The depth-first visiting pass groups vertices into one contiguous block per strongly connected component. The blocks themselves will be arranged in a topologically sorted order.

This means, that each element n of the list can be made to correspond to a block L[i_{n-1}: i_{n}], where the block consists of all the vertices reachable from vertex n using just outward edges at each node in the path. No vertex in the block beginning at n has an inward link from any of the blocks beginning at some vertex to its right, i.e., the blocks corresponding to vertices i_{n}, i_{n+1}, … N in the list. This is so, because otherwise the vertex having the inward link (say from the block beginning at n' ≥ i_{n+1}) would have been already visited and pre-pended to L in the block of n', which is a contradiction. On the other hand, vertices in the block starting at n can have edges pointing to the blocks starting at some vertex in {i_{n}, i_{n+1}, … N}.

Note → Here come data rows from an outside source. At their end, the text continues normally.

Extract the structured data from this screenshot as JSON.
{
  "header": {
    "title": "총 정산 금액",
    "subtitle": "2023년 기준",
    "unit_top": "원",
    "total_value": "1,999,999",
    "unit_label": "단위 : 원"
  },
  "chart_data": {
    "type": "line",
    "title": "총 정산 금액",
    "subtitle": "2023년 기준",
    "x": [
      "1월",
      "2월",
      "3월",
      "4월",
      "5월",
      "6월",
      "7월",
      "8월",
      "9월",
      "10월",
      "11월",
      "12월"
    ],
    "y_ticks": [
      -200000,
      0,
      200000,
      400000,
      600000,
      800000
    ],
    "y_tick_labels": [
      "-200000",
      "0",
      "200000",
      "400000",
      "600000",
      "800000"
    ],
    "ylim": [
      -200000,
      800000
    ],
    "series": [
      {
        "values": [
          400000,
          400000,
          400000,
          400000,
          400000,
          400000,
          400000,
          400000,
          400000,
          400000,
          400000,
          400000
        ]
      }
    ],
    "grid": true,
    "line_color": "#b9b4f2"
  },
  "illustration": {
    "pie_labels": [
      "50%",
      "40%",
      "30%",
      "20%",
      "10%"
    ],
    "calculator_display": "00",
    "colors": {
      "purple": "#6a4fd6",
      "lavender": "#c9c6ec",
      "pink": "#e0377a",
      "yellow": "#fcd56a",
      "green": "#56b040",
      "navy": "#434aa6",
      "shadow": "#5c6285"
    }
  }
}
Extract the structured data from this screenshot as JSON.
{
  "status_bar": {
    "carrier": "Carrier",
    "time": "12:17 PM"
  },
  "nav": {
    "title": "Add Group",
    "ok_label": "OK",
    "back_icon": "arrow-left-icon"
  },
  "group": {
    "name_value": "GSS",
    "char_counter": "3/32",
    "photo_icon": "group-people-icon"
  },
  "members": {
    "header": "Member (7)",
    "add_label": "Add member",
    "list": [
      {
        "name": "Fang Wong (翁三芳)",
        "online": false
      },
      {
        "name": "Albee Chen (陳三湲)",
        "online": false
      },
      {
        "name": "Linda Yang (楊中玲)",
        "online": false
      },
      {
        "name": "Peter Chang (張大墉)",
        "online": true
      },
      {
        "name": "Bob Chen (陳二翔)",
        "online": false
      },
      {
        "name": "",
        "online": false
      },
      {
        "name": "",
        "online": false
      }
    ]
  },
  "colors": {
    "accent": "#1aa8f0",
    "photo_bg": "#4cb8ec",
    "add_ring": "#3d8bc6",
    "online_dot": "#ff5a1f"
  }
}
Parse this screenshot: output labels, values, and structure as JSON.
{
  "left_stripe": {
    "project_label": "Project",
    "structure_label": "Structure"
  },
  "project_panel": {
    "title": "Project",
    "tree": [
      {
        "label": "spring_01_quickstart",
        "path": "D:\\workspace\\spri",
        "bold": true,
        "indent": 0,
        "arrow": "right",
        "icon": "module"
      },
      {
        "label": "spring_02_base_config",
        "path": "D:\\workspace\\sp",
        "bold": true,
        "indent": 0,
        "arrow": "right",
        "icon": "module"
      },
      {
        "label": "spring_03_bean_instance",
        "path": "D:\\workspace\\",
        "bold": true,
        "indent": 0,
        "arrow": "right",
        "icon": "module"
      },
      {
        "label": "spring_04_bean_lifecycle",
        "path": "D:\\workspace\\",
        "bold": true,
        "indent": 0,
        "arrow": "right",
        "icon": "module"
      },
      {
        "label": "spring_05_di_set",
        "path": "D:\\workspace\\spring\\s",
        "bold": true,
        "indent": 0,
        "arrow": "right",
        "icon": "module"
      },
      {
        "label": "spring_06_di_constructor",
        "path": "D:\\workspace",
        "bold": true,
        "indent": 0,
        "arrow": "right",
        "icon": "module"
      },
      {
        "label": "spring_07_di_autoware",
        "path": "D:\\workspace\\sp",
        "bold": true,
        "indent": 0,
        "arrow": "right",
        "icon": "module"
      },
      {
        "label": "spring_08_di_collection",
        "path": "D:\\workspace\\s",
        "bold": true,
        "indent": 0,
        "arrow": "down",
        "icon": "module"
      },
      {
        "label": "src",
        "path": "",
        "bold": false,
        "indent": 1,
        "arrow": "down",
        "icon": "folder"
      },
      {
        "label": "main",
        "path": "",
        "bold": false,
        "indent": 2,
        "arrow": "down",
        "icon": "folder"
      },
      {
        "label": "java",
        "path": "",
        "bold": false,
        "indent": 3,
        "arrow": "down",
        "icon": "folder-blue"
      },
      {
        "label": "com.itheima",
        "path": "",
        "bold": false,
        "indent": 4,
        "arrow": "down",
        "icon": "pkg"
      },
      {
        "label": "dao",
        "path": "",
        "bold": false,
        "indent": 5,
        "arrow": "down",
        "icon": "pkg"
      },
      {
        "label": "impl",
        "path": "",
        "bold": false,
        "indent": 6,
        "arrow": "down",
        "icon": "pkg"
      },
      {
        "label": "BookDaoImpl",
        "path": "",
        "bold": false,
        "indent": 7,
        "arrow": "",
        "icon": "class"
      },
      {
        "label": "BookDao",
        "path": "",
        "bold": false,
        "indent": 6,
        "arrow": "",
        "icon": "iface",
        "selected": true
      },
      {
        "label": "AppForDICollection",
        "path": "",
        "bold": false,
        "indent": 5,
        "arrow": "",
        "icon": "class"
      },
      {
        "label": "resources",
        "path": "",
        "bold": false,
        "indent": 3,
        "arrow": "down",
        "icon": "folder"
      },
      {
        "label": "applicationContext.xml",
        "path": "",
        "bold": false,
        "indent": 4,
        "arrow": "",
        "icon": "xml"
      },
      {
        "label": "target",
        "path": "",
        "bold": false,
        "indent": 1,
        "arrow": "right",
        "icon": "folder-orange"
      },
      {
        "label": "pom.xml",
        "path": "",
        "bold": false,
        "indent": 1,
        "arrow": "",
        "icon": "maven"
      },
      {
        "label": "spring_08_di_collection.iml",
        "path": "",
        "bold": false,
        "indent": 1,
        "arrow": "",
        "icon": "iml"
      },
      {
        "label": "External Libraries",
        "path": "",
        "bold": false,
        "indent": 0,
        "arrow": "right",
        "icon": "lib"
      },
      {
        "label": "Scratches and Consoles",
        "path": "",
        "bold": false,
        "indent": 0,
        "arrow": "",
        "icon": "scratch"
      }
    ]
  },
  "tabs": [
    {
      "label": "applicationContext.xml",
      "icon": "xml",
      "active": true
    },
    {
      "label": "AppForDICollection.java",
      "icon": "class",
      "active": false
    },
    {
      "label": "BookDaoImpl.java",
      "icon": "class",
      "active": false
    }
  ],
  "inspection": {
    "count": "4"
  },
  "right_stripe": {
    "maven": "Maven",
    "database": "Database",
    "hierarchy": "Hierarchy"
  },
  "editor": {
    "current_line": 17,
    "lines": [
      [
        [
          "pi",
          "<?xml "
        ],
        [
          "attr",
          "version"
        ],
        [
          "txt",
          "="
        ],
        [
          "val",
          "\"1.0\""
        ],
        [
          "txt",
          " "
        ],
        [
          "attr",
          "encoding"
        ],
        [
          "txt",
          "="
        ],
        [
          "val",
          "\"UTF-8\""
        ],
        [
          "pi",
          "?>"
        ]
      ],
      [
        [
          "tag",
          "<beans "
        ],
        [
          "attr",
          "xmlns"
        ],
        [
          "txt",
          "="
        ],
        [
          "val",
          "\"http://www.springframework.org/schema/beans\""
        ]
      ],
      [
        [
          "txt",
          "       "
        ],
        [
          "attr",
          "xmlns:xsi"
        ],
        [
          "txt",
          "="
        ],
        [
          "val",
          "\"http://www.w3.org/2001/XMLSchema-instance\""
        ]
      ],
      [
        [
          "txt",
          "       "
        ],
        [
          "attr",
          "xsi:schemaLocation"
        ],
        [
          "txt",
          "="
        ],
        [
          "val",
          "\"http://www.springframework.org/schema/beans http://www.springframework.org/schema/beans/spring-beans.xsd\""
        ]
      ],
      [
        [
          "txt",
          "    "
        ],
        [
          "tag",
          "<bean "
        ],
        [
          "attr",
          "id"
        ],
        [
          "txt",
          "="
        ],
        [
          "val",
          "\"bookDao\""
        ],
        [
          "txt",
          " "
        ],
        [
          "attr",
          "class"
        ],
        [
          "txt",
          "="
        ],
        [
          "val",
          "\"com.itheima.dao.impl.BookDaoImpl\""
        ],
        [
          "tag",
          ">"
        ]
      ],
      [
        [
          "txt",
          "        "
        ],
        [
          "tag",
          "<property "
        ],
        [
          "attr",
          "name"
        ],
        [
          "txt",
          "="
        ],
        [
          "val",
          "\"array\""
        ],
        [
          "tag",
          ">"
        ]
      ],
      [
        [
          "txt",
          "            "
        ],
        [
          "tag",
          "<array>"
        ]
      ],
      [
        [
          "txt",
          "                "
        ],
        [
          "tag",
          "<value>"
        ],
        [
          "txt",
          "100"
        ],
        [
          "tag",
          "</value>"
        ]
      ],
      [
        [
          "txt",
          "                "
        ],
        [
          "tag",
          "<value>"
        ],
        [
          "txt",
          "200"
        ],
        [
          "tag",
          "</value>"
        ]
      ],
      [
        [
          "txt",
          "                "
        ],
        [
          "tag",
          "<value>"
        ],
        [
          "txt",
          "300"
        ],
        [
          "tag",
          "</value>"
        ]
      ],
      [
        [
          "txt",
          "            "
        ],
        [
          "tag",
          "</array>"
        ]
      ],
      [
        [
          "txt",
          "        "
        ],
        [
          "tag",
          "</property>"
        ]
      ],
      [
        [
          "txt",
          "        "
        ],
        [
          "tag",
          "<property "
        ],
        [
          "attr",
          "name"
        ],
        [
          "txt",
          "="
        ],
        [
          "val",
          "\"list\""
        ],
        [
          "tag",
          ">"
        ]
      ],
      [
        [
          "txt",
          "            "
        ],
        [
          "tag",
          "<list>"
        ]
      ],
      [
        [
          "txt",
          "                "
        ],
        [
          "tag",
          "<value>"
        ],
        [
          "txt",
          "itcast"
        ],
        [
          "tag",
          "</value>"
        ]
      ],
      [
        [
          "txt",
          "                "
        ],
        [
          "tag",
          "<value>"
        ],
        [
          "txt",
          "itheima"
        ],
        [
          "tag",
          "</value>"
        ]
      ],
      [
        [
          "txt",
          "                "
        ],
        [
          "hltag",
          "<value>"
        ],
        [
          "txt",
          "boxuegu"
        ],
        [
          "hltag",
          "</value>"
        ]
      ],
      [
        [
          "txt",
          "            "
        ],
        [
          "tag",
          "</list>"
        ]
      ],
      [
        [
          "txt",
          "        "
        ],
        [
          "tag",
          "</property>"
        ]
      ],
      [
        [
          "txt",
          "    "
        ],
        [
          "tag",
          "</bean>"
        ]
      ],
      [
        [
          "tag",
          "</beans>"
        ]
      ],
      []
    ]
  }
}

Step 3 of the algorithm, starts from L[0], assigns all vertices which point to it, the same component as L[0]. Note that these vertices can only lie in the block beginning at L[0] as higher blocks can't have links pointing to vertices in the block of L[0]. Let the set of all vertices that point to L[0] be In(L[0]). Subsequently, all the vertices pointing to these vertices, In(In(L[0])) are added too, and so on till no more vertices can be added.

There is a path to L[0], from all the vertices added to the component containing L[0]. And there is a path to all the vertices added from L[0], as all those lie in the block beginning at L[0] (which contains all the vertices reachable from L[0] following outward edges at each step of path). Hence all these form a single strongly connected component. Moreover, no vertex remains, because, to be in this strongly connected component a vertex must be reachable from L[0] and must be able to reach L[0]. All vertices that are able to reach L[0], if any, lie in the first block only, and all the vertices in first block are reachable from L[0]. So the algorithm chooses all the vertices in the connected component of L[0].

When we reach vertex v = L[i], in the loop of step 3, and v hasn't been assigned to any component, we can be sure that all the vertices to the left have made their connected components; that v doesn't belong to any of those components; that v doesn't point to any of the vertices to the left of it. Also, since, no edge from higher blocks to v's block exists, the proof remains same.

As given above, the algorithm for simplicity employs depth-first search, but it could just as well use breadth-first search as long as the post-order property is preserved.

The algorithm can be understood as identifying the strong component of a vertex u as the set of vertices which are reachable from u both by backwards and forwards traversal. Writing F(u) for the set of vertices reachable from u by forward traversal, B(u) for the set of vertices reachable from u by backwards traversal, and P(u) for the set of vertices which appear strictly before u on the list L after phase 2 of the algorithm, the strong component containing a vertex u appointed as root is
 $B(u) \cap F(u) = B(u) \setminus (B(u) \setminus F(u)) = B(u) \setminus P(u).$
Set intersection is computationally costly, but it is logically equivalent to a double set difference, and since $B(u) \setminus F(u) \subseteq P(u)$ it becomes sufficient to test whether a newly encountered element of B(u) has already been assigned to a component or not.

== Complexity ==
Provided the graph is described using an adjacency list, Kosaraju's algorithm performs two complete traversals of the graph and so runs in Θ(V+E) (linear) time, which is asymptotically optimal because there is a matching lower bound (any algorithm must examine all vertices and edges). It is the conceptually simplest efficient algorithm, but is not as efficient in practice as Tarjan's strongly connected components algorithm and the path-based strong component algorithm, which perform only one traversal of the graph.

If the graph is represented as an adjacency matrix, the algorithm requires Ο(V^{2}) time.